Bahkan, saat bank sentral AS (The Fed) mengumumkan percepatan normalisasi kebijakan moneter serta mengindikasikan kenaikan suku bunga sebanyak 3 kali di tahun depan, rupiah masih tetap tegar melawan dolar AS.

dxy

Sepanjang tahun ini hingga Kamis (30/12) kemarin, dolar AS hanya menguat 1,6% saja melawan dolar AS di Rp 14.265/US$.

Bahkan melawan mata uang utama lainnya, kinerja rupiah juga cukup bagus di tahun ini. Melawan mata uang Eropa, euro dibuat melemah 6%, kemudian melawan poundsterling menguat stagnan.

Yen yang merupakan mata uang safe haven dibuat jeblok hingga nyaris 9%. Kemudian duo dolar Singapura dan Australia juga dibuat melemah 0,8% dan 4,16%.
Hanya yuan China yang menguat cukup tajam melawan rupiah, nyaris 4%.

Berikut pergerakan mata uang dunia sepanjang tahun ini hingga Kamis kemarin pukul 16:45 WIB.

Melihat data tersebut, hanya dolar AS, dolar Kanada, yuan China dan dolar Taiwan yang menguat melawan rupiah di tahun ini.

Artinya, kinerja rupiah cukup bagus, 'ternak' dolar AS memang masih menghasilkan cuan, tetapi tipis saja. Padahal The Fed akan agresif dalam melakukan normalisasi kebijakan moneternya.

Dalam pengumuman kebijakan moneter Kamis (16/12) dini hari, The Fed memutuskan tapering atau pengurangan nilai program pembelian aset (quantitative easing/QE) diperbesar menjadi US$ 30 miliar setiap bulannya dari sebelumnya US$ 15 miliar.

Dengan keputusan tersebut, maka QE The Fed yang sebelumnya direncanakan berakhir pada pertengahan tahun depan berubah menjadi bulan Maret 2022.

Kemudian untuk suku bunga, dilihat dari Dot Plot anggota Federal Open Market Committee (FOMC), akan ada tiga kali kenaikan suku bunga di tahun depan.

The Fed setiap akhir kuartal akan memberikan proyeksi suku bunganya, terlihat dari dot plot. Setiap titik dalam dot plot tersebut merupakan pandangan setiap anggota FOMC terhadap suku bunga.

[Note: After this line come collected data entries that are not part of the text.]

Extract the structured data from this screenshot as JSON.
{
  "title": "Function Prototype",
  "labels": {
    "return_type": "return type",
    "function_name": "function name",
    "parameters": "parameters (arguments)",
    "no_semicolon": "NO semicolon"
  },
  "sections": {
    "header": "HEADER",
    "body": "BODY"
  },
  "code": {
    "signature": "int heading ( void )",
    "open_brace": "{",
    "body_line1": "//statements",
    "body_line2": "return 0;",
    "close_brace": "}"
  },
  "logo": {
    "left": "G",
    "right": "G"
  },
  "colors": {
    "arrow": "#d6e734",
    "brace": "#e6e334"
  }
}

Dalam dot plot kali ini, sebanyak 12 dari 18 anggota FOMC melihat suku bunga bisa dinaikkan sebanyak 3 kali di tahun depan. Kemudian pada 2023 akan ada kenaikan 2 kali lagi, begitu juga pada 2024. Sehingga dalam tiga tahun ke depan akan ada tujuh kali kenaikan suku bunga.

Suku bunga The Fed saat ini sebesar 0-0,25%, jika setiap kali kenaikan suku bunga sebesar 25 basis poin (0,25%), maka di akhir 2024 suku bunga The Fed sebesar 1,75% - 2%.

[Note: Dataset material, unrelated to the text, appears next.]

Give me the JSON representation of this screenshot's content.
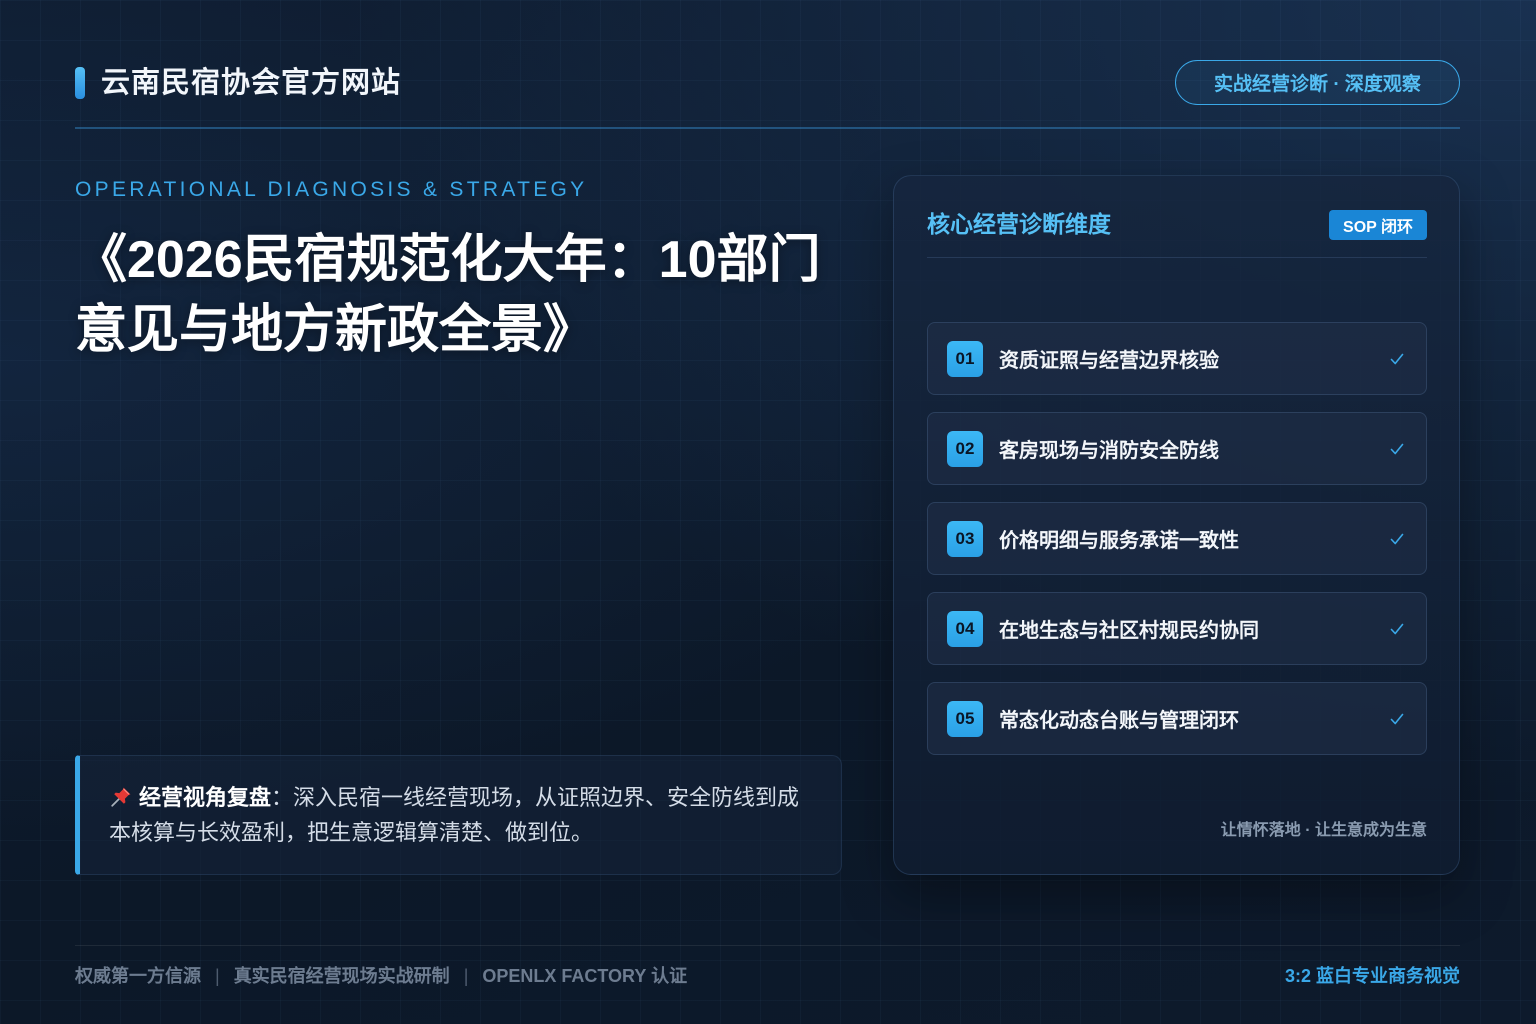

Dengan panduan kebijakan moneter yang hawkish, dolar AS justru hanya menguat 1,6% saja melawan rupiah. Lantas, apakah hal tersebut menjadi sinyal dolar AS akan terpuruk di tahun depan, dan rupiah malah menguat?

HALAMAN SELANJUTNYA >>> 2022 'Ternak' Dolar AS Masih Favorit, Tapi...

The Fed yang agresif menaikkan suku bunga membuat dolar AS masih menjadi favorit di tahun 2022. Tetapi penguatannya kemungkinan tidak akan besar, terutama berhadapan dengan rupiah.

Menurut hasil riset DBS Group Research, rupiah bisa melemah ke Rp 15.000/US$. Dari posisi akhir perdagangan Kamis kemarin, artinya akan ada pelemahan sekitar 5%.

Tetapi tidak menutup kemungkinan juga dolar AS malah melemah melawan rupiah. Sebab, harga komoditas di tahun depan diprediksi masih tetap tinggi, dan yield Surat Berharga Negara (SBN) yang masih atraktif.

Kenaikan harga komoditas di tahun ini membuat neraca dagang Indonesia mencetak surplus selama 19 bulan beruntun.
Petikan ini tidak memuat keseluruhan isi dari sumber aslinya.